La qualité de ce qu’on y trouve m’impressionne. Plusieurs produits locaux attirent notamment mon attention — je repartirai assurément avec ces fraises du Québec surgelées.

Kim Cinq-Mars, codirectrice générale du commerce, m’explique que les suggestions des clients influencent beaucoup ce qu’on trouve sur les tablettes. À la fois pour les satisfaire et pour éviter le gaspillage. On a récemment ajouté de la macédoine congelée, des céréales et plusieurs types de lait, par exemple. On offre également des œufs à l’unité, ce qui est rare en épicerie, mais qui peut s’avérer très pratique pour une personne seule composant avec un budget limité…

Puis, au début d’avril, c’est tout un nouveau volet qui sera lancé aux 3 paniers. Deux fois par semaine, on servira une centaine de repas gratuits lors de dîners communautaires.
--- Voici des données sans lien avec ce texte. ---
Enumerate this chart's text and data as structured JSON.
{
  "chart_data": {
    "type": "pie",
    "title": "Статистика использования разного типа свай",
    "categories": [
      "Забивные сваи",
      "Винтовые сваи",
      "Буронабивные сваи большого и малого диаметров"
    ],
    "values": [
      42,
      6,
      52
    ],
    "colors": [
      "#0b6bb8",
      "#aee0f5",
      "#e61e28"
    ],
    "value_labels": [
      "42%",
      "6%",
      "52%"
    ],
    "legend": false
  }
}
Mais où est-ce que les gens vont s’installer ?

Marie-Claude Morin Ouellet me fait remarquer l’ingénieux design du lieu : aux murs sont accrochées de jolies chaises pliantes en bois. Les présentoirs de produits, eux, sont dotés de tabourets rétractables. En une minute, on peut les transformer en grandes tables de réfectoire. Brillant !

L’autre nouveauté qui sera déployée dès avril est la vente de mets préparés, conçus à même la cuisine de l’épicerie (local qui accueille déjà des groupes de cuisine collective et des étudiants en francisation qui apprennent notre langue tout en popotant).

On veut s’adapter à notre environnement. Il y a plusieurs résidences pour aînés dans le coin et on croit que des repas préparés pourraient donner un bon coup de main aux personnes qui y vivent.

Marie-Claude Morin Ouellet

L’épicerie 3 paniers se veut flexible, pensée pour son monde, utile…

« On est situé dans un quartier qui s’embourgeoise beaucoup. Pour les clients mieux nantis, acheter ici, c’est une façon de créer une chaîne de solidarité et de contribuer au bien-être de la communauté… On veut créer un espace où les gens se rencontrent, où tout le monde se sent à sa place. »

Marie-Claude Morin Ouellet prend une pause et sourit.

« J’ai un attachement profond au quartier. Je crois en ce qu’on fait. »

Moi aussi, j’y crois. Après avoir vu les yeux des clientes, difficile de faire autrement, en fait.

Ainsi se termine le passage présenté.